Cette position d’exclusivité est encore renforcée par les thèmes de recherches des anthropologues, qui sont généralement de peu d’intérêt — pour ne pas dire bizarres ou inintéressants — pour les non-anthropologues. Les rituels, les pratiques culinaires ou les techniques agricoles traditionnelles ne sont pas réellement des sujets d’une actualité brûlante, et font en conséquence l’objet de peu de travaux. Les ethnologues sont souvent les seuls à s’y intéresser. On peut à nouveau regretter cette situation, mais il y a peu de chance pour qu’elle change. Evidemment, ce que Herzfeld appelle « la marginalité de ce que tant d’anthropologues étudient » [2] (Herzfeld, 2001 : X) n’entraîne pas que les recherches sur ces thèmes soient injustifiées ; simplement, il existe moins de sources de savoir dans ces domaines que dans d’autres.
Cette situation change totalement lorsque les anthropologues travaillent sur ce qu’on appelle les sociétés “développées” et sur des sujets “modernes”. Au cours des trois dernières décennies, l’ethnographie des sociétés occidentales est devenue très répandue. Dans certains cas, les anthropologues travaillent sur les aspects “traditionnels” des sociétés “modernes” (tels que la parenté ou la culture populaire), poursuivant ainsi les intérêts classiques de la discipline. Dans une certaine mesure, les anthropologues qui travaillent sur les migrations entrent dans cette catégorie : ils analysent les “autres”, mais chez “nous”. Dans d’autres cas cependant, les anthropologues travaillent sur des sujets de grande actualité — tels que les mouvements politiques ou les phénomènes socio-économiques — avec l’ambition d’apporter un éclairage spécifiquement anthropologique sur ces thèmes. Le défi est alors d’imposer un regard anthropologique dans un environnement très compétitif. Il existe en effet une abondance de savoirs de différents types produits sur les sociétés occidentales, et il peut alors être difficile pour les anthropologues de trouver leur place au sein de cette profusion. Il faut de plus noter que cette production de savoir dépasse largement les milieux académiques. Les politiciens et les think tanks orientés politiquement, les médias, les organisations non-gouvernementales et différents types d’associations issues de la société civile développent leur propre perspective sur les sociétés occidentales. Les anthropologues ne sont pas seulement en compétition avec d’autres chercheurs, mais avec d’autres sources non-universitaires de savoir.
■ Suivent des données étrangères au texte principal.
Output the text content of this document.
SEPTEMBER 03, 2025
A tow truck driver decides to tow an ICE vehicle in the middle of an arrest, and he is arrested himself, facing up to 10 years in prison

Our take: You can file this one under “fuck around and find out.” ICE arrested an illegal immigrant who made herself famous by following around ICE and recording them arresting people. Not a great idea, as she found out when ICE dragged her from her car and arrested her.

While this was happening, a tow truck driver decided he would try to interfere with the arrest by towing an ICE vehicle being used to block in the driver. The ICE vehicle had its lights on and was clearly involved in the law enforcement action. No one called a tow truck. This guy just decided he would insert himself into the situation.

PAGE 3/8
Mener une enquête ethnographique sur l’entreprenariat turc à Berlin soulève ce genre de questions. Ce sujet est en effet devenu politiquement sensible, et fait l’objet d’une production de connaissances assez importante. En raison de la nature essentiellement socio-économique de ce thème, les approches universitaires sont surtout quantitatives ou statistiques, laissant peu de place à l’approche qualitative de l’anthropologie. Les sources de savoir non-académiques sont également nombreuses, comprenant les responsables politiques et économiques ainsi que les entrepreneurs turcs eux-mêmes. Ces derniers, d’ailleurs, ne répondent pas réellement aux anthropologues : ils fournissent volontiers des informations, mais semblent penser que leur connaissance du sujet est la plus complète, ce qui leur permet d’ignorer le savoir produit par les anthropologues. Le défi pour ceux-ci n’est donc pas de se voir contester leurs résultats par les “autochtones” mais plutôt de parvenir à susciter une réaction. Il existe des opportunités comme la réunion décrite plus haut, mais elles ne sont pas nombreuses.
L’argument de la “culture commerciale” illustre donc en premier lieu l’existence de sources de savoir multiples. Les anthropologues qui travaillent sur des sujets perçus comme importants dans les sociétés occidentales n’entrent guère dans la critique classique de l’ethnographie postcoloniale. Leur situation n’est ni dominante ni exclusive, et ils travaillent dans un environnement qui se caractérise par la coexistence — voire la compétition — de plusieurs types de savoirs, à la fois académiques et non-académiques. Leur approche est une parmi d’autres, et n’est souvent ni la plus convaincante ni la plus sollicitée. Finalement, leurs informateurs peuvent aisément parler en leur nom propre et contester — et même ignorer — ce que disent les anthropologues.
Des vérités multiples ?
Cette coexistence de plusieurs sources de savoir n’est pas seulement une affaire de production de connaissances de la part d’acteurs sociaux occupant des fonctions diverses. Il ne s’agit pas simplement d’une compétition entre individus et institutions pour savoir qui parviendra à imposer ses vues et à devenir les experts les plus reconnus. Cette coexistence constitue également un enjeu intellectuel : ces différentes sources de savoir ne varient pas seulement dans leurs vues ou opinions, mais aussi — et plus fondamentalement — dans leur optique intellectuelle ou conceptuelle.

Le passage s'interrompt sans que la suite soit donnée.